# Fishy christmas! New photo's



## konstargirl (Dec 2, 2009)

Well The fish are celebrating Xmas too. I made stockings for them. 



































^The cories were too nervous. So I just took the picture their stocking I made for them. This is Tigers second Xmas BTW(My first cory)


----------



## emc7 (Jul 23, 2005)

Cute, but I doubt they care. Buy them some live or frozen brine shrimp for x-mas dinner.


----------



## funlad3 (Oct 9, 2010)

The question is, do they need to care? I think it is more of an extraneous gesture than something to actually please them. I think it's spiffy. I might even say slick. (I like old words! )


----------



## emc7 (Jul 23, 2005)

No, they don't need to care.
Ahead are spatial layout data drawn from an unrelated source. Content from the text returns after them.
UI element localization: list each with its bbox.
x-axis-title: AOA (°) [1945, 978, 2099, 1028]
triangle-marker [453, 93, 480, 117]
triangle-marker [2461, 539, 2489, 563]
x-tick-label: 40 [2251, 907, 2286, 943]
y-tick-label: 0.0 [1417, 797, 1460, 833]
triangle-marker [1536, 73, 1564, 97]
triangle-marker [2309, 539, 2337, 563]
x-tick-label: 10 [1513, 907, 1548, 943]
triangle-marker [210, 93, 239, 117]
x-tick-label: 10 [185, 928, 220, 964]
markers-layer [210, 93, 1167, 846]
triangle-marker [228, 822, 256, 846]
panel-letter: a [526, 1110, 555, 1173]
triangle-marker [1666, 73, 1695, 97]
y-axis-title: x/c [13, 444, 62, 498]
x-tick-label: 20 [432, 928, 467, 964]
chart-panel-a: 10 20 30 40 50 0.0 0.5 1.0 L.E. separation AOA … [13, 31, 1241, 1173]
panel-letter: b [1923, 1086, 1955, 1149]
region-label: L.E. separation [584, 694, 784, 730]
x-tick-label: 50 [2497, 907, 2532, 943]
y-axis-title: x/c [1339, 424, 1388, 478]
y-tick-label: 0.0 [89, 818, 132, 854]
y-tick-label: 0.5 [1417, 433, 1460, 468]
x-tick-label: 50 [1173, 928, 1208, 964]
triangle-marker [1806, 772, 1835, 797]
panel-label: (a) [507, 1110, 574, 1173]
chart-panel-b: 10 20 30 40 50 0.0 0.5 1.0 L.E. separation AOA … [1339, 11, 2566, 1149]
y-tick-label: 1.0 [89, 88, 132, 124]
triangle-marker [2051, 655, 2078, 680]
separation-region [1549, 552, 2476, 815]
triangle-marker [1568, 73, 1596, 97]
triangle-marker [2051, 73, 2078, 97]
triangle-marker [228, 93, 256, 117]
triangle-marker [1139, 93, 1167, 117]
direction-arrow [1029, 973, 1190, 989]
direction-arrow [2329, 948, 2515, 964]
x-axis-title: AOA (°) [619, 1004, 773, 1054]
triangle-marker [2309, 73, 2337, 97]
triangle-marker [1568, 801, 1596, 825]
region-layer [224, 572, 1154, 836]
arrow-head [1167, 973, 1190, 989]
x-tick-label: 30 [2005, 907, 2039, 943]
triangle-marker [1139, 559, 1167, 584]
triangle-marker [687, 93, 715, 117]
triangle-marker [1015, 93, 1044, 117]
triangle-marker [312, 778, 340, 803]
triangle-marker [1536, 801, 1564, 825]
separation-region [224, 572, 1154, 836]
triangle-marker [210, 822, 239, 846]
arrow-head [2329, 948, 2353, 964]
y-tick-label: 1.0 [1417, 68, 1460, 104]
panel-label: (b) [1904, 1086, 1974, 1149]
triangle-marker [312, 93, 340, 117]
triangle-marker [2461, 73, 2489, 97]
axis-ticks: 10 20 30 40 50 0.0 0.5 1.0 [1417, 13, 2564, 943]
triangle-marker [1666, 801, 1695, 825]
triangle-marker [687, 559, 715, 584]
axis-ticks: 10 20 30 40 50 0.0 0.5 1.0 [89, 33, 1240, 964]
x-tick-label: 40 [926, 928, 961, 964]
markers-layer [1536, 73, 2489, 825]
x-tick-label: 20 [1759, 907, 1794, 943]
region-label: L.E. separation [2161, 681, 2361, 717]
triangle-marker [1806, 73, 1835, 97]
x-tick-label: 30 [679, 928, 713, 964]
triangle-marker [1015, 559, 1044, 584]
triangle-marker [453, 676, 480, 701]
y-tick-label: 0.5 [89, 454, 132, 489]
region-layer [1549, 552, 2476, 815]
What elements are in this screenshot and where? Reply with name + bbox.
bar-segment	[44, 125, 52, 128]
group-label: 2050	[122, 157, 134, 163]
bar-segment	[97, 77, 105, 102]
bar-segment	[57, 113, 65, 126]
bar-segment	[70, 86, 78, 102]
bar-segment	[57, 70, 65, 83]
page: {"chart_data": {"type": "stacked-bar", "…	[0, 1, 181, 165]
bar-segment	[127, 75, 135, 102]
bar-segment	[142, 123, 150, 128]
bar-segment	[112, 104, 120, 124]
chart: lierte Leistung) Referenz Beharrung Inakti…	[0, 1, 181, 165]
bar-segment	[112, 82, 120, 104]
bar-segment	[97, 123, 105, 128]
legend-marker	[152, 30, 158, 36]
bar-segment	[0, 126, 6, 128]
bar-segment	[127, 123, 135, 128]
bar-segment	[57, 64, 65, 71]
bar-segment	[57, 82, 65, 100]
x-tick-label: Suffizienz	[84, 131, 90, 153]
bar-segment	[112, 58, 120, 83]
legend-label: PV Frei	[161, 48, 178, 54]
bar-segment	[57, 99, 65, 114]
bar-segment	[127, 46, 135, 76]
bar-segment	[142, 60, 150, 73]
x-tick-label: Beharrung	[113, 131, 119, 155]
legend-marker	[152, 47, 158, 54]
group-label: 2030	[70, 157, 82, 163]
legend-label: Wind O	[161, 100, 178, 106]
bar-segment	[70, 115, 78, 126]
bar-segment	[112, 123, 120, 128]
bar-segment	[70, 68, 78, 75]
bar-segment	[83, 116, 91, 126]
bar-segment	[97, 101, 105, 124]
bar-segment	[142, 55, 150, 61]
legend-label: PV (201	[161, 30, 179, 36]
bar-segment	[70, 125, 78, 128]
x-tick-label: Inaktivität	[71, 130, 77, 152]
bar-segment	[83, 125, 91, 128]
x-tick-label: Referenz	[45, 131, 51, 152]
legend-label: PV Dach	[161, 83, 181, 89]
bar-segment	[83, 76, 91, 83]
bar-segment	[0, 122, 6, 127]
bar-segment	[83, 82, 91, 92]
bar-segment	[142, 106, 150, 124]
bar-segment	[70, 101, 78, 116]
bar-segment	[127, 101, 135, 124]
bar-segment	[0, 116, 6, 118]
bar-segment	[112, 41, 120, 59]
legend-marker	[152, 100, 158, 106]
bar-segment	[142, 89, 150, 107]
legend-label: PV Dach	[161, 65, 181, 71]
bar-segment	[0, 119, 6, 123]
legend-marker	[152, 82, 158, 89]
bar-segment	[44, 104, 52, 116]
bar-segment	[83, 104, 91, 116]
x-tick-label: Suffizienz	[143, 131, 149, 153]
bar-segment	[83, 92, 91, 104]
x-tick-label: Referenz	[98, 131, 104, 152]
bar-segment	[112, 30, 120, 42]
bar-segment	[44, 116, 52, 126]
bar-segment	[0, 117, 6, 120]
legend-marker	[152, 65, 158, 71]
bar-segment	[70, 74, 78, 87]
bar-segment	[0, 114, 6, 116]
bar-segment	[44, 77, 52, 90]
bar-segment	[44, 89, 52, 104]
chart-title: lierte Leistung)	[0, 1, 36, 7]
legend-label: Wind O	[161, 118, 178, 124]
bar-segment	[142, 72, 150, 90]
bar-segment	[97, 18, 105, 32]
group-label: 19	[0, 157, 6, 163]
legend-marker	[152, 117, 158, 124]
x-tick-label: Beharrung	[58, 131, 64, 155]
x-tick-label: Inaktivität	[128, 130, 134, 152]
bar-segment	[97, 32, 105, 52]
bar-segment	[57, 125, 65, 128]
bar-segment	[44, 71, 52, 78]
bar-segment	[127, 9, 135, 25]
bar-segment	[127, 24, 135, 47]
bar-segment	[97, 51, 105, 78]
If it makes you happy, ..


----------



## konstargirl (Dec 2, 2009)

They were checking it out for a little bit... lol


----------



## StripesAndFins (Dec 31, 2008)

Cool, I might have to steal your idea :lol:


----------



## emc7 (Jul 23, 2005)

Stockings on the fish tank. I might have to steal that idea as we have a 55 in front of the fireplace on the hearth.


----------



## fishloverzj (May 3, 2010)

Yay! Another person who gives their pets holidays! Everybody does it for their dog or cat...
I give my turtle x-mas presents, same with the bettas. Also, everybody gets special treats on haloween and Turkey Day


----------



## konstargirl (Dec 2, 2009)

^ Thats aweosme!! ^_^ My sister has stockings for her cats. 

@StripesAndFins: Hehe..


----------